Dans l’affaire opposant le pilote autonome Uber à la filiale automobile de Google, Waymo, la dernière audience qui a eu lieu ce mercredi 3 mai redistribue les cartes.

Absence de preuves

Nouveau rebondissement dans l’affaire Uber/Waymo, dans laquelle le premier est accusé de vol et utilisation de documents confidentiels par le second. Selon le juge, la filiale de Google manque de preuves tangibles pour incriminer son adversaire. Le juge, pourtant septique sur l’innocence d’Uber, s’affirme avoir été clément avec Waymo : « Je vous ai donné beaucoup de temps, et jusqu’à présent vous n’avez pas de preuve tangible » indiquant « qu’Uber savait que Levandowski possédait des documents concernant les secrets de Waymo ».

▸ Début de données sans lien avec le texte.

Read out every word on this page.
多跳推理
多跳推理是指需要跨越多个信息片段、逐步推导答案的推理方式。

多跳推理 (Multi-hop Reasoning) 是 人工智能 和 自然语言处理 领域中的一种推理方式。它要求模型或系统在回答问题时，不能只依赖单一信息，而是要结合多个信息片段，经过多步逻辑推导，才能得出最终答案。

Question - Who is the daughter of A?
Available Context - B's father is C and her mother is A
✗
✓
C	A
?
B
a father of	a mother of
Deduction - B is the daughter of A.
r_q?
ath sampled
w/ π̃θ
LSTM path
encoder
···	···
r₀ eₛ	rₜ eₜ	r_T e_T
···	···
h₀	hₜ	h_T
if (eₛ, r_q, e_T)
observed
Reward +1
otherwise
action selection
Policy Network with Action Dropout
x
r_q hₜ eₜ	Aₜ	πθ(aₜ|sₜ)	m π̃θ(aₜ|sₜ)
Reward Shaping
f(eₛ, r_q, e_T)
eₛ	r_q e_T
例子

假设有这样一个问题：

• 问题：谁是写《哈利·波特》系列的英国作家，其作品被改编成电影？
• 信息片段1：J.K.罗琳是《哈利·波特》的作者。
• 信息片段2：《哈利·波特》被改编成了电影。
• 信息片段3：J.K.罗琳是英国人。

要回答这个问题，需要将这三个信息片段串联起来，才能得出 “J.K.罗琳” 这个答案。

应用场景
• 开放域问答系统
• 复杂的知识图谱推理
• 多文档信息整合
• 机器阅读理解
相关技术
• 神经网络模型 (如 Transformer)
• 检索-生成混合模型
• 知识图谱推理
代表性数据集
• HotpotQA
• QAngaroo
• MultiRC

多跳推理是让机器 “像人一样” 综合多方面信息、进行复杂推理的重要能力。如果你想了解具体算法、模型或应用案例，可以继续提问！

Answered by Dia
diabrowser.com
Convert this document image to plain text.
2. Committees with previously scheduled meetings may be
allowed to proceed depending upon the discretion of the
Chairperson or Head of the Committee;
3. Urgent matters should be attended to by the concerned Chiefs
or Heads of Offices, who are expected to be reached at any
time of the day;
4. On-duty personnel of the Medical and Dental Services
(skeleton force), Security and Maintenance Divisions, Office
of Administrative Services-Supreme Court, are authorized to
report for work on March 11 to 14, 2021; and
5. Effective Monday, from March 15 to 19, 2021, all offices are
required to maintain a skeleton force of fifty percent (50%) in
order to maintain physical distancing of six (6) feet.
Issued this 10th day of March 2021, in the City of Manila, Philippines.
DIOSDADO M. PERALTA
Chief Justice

Waymo essaie de gagner du temps

Convaincu de la culpabilité de Levandowski, Waymo soupcçonne que cette preuve existe dans les documents que son ancien employé refuse de fournir au juge. Refus que l’avocat de Levandowski, personnage principal de l’affaire, justifie par l’invocation du cinquième amendement de la constitution américaine. Pour rappel, ce dernier empêche d’être jugé deux fois pour le même crime et d’avoir a témoigner contre soi-même. Si aucune preuve n’a été apportée, l’utilisation de cet amendement souligne la crainte de Levandowski d’être poursuivi.

Sur la sellette

Malgré cela, Uber et Levandowski ne sont pas tirés d’affaire. Le juge peut encore donner une ordonnance restrictive à l’encontre du programme de conduite autonome d’Uber. Il y a également la possibilité pour le juge d’écarter Levandowski du programme, sans empêcher la compagnie de VTC d’en continuer son développement.

Levandowski-Uber

En ce qui concerne cette possibilité, la compagnie de VTC aurait pris de l’avance sur le juge. Un échange d’emails internes acquis par Business Insider révèle qu’Uber aurait déjà mis Levandowski à l’écart de son programme de conduite autonome, au moins pendant la durée de l’enquête. Le retrait de la direction du programme à Levandowski permet à Uber d’appuyer son innocence proclamée. Il faudra donc attendre la prochaine audience pour connaître la décision du juge, et l’avenir du programme de conduite autonome d’Uber.